Pathway analysis of differentially acetylated genes. (A) Volcano plots display the differential ac⁴C peaks with statistical significance (fold change > 2; P < 0.0001). Blue points indicate significantly hypoacetylated transcripts and red points indicate significantly hyperacetylated transcripts. (B) The distributions of altered ac⁴C peaks in chromosomes of SLE patients. (C) Gene Ontology (GO) process analysis of differentially acetylated genes. Left panel represents hyperacetylated transcripts and right panel represents hypoacetylated transcripts. (D) Pathway Maps analysis of differentially acetylated genes. Left panel represents hyperacetylated transcripts and right panel represents hypoacetylated transcripts. (E) Top scored networks analysis of differentially acetylated genes. Top panel represents hyperacetylated transcripts and bottom panel represents hypoacetylated transcripts.

FIGURE 4

Gene Ontology enrichment map for ac⁴C-modified DEGs.

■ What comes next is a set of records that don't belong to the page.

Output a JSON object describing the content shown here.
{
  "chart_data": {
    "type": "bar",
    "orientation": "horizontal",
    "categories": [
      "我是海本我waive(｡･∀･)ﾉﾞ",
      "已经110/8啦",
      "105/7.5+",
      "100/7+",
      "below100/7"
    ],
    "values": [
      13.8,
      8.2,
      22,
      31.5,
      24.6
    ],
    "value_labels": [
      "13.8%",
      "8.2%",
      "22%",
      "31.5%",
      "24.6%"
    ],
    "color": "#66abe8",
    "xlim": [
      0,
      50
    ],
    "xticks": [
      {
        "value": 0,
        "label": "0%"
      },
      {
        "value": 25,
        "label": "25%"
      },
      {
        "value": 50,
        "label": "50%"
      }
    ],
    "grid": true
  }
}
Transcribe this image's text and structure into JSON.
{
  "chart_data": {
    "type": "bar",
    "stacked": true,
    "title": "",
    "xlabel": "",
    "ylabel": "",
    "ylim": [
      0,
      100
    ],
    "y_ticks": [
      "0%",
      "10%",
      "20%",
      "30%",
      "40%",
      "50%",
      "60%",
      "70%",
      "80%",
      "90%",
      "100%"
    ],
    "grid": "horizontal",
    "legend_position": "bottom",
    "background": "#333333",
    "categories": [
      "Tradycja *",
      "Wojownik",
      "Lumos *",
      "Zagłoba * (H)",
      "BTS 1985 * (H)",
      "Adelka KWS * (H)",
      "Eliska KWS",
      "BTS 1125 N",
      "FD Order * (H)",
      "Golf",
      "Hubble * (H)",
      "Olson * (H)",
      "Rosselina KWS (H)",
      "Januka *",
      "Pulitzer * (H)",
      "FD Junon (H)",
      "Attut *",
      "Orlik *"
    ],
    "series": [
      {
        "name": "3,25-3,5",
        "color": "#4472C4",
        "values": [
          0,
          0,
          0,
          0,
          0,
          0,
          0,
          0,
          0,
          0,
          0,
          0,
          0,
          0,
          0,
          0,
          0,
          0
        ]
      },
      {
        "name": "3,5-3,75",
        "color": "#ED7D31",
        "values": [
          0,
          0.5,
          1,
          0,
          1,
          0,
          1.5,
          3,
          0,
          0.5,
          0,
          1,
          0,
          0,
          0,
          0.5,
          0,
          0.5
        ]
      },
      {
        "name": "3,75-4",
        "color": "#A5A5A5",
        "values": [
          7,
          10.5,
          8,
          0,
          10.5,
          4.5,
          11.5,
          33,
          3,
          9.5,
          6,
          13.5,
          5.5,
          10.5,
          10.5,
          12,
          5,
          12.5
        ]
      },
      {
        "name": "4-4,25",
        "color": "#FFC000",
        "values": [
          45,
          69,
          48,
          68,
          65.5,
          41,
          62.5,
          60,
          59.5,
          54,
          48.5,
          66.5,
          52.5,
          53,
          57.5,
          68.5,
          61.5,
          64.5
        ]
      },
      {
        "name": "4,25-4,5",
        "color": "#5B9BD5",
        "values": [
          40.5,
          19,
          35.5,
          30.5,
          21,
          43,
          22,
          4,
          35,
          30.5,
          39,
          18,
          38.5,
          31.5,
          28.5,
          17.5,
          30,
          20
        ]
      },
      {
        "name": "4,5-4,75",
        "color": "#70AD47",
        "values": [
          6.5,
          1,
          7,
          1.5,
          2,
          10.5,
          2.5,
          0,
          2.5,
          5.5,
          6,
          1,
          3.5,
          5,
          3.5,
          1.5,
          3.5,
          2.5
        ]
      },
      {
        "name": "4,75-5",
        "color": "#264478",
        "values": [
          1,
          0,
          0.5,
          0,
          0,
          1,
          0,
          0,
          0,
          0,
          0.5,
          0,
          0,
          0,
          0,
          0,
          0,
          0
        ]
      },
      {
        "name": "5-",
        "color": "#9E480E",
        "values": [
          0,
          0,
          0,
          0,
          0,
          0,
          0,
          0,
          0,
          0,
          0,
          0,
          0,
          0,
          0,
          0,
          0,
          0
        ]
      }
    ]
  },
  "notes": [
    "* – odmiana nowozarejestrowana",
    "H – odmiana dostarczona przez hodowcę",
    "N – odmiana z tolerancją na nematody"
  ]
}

Groups of upregulated DEGs with ac⁴C hyperacetylation (red), downregulated DEGs with ac⁴C hyper (pink), upregulated DEGs with ac⁴C hypo (dark blue), and downregulated DEGs with ac⁴C hypo (light blue) are marked in the network (P < 0.01; for details, see Supplementary Tables S3, S4) (top panel). Bubble diagram of GO biological process categories enriched for DEGs with ac⁴C hyper- or hypo-acetylation. The pink circle represents the –log¹⁰ P-value (down panel).

FIGURE 5

Upregulated gene set with ac⁴C hyperacetylation associated with SLE. (A) Pathway enriched analyses of upregulated DEGs with ac⁴C hyper. Twenty-six genes of upregulated DEGs with ac⁴C hyper-associated with autoimmune disease. (B) GO analysis of 26 upregulated DEGs with ac⁴C hyper. (C) Disease marker analysis of 26 upregulated DEGs with ac⁴C hyper. Fourteen of 26 genes of upregulated DEGs with ac⁴C hype associated with SLE. (D) The top scored networks analysis of 26 upregulated DEGs with ac⁴C hyper. GPX1, RGL1, and USP18 were involved in the top scored networks.